Neben unzähligen Tetra-Paks, Plastikverpackungen, Kaffee- und Joghurtbechern (diese wäscht sie zu Hause aus, damit es nicht stinkt) und vielem mehr, bringt sie alle zwei Wochen zwischen 70 und 100 Alu-Getränke-Dosen zur Entsorgungsstation und einen PET-Sammelsack füllt sie mit ordentlich zusammengedrückten Flaschen alle sechs bis sieben Wochen. «Seit neun Jahren sammle ich auch Zigarettenstummel auf, obwohl ich das anfangs nicht machen wollte. Ich dachte, dann käme ich aus dem Bücken gar nicht mehr heraus.» Doch seit sie in einer Zeitschrift las, dass in einem einzigen Stummel 25 verschiedene Gifte enthalten sind und bei jedem Regen etwas davon in den Boden gelangt, die Kühe danach das Gras fressen und sie deren Milch trinkt und das Fleisch isst, entschloss sie sich, sich fortan auch für die Zigarettenstummel zu bücken. Eine Woche lang machte sie sich gar die Mühe, die Stummel zu zählen. Im Schnitt sind es zwischen 1000 und 1400 pro Sammeltag.

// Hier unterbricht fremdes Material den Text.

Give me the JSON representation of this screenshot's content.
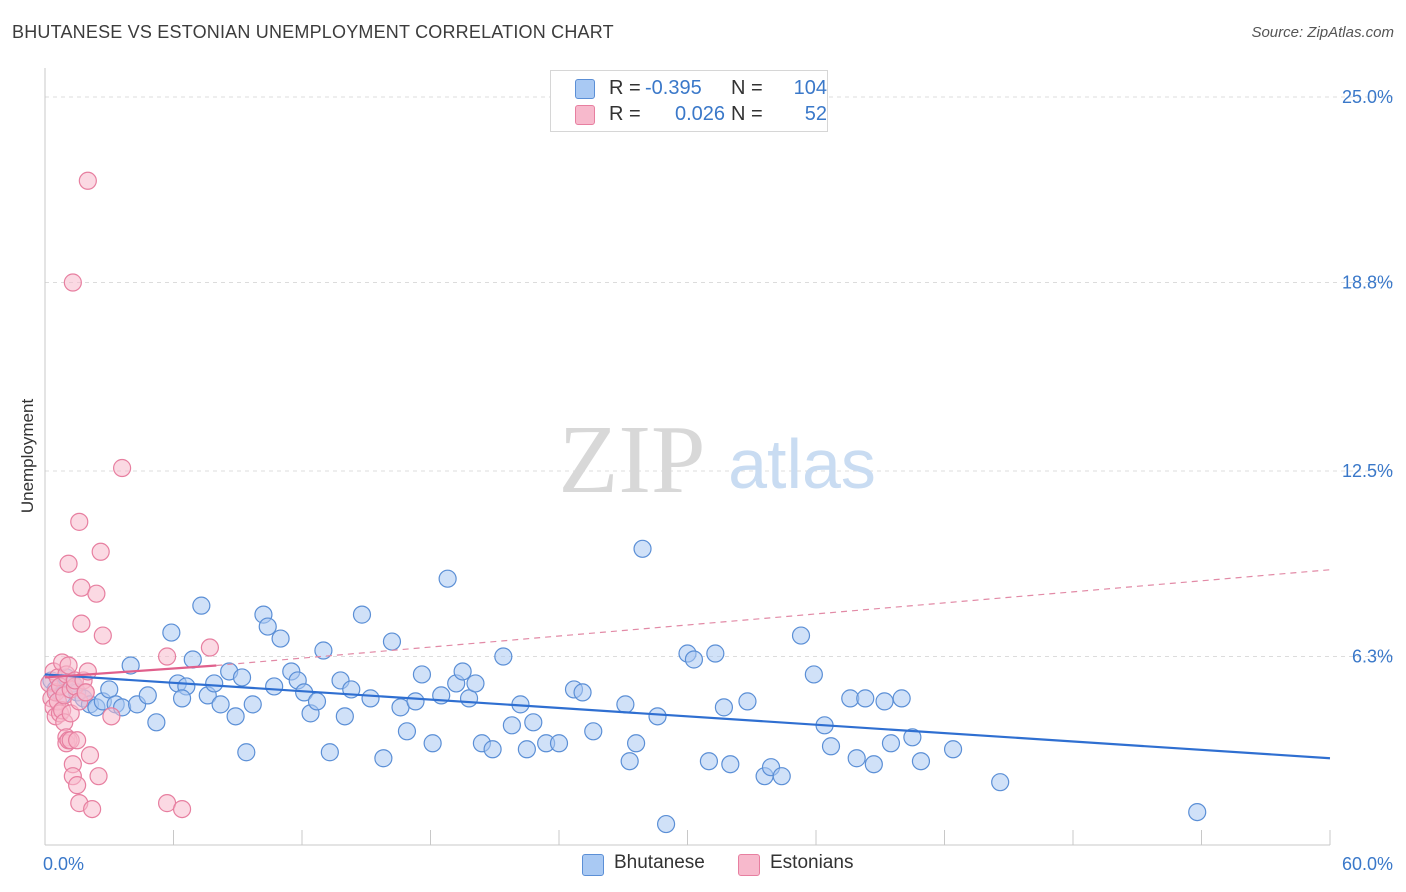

Anerkennung, aber auch Neid
Es gibt immer wieder Menschen, die dem «Ghüderfroueli», wie sie sich selbst nennt, spontan danken. So erhält sie Schokolade, «Chrömi», «Täfeli» und Trinkgeld geschenkt oder beim Einkehren in die Wirtschaft einen Kaffee gratis. Vom Kanton und auch von der Schürch-Sägerei in Huttwil erhält sie jedes Jahr ein grosses Weihnachtsgeschenk. Auch freut sie sich immer über ein anerkennendes Hupen von vorbeifahrenden Autos. «Aber», sagt sie bestimmt, «wenn jemand zuvor Sachen aus dem Auto geschmissen hat, sollte er es lieber bleiben lassen.» Doch neben den vielen Fans hat sie auch mit Neidern zu tun. «Einmal hat mir eine Frau eine Getränkedose nachgeworfen, die Dose landete auf der Strasse und die vorbeifahrenden Autos haben sie plattgedrückt, sodass ich das nicht mehr machen musste», erzählt sie lachend. Was Ruth Gschwind hingegen wirklich geärgert hat, war, als einmal die Schule in Wyss-achen einen Littering-Tag veranstaltete. «Die Kinder waren drei Stunden unterwegs und hatten Spass, aber es gab ein Elternpaar, das sich danach wegen Kinderarbeit beschwerte.»
Dennoch hofft sie weiter, dass es irgendwann einmal besser wird. Und solange es die Gesundheit zulässt, wird Ruth Gschwind auch in Zukunft den «Ghüder» anderer Leute am Strassenrand aufsammeln und jedem hupenden Auto mit Freude zuwinken.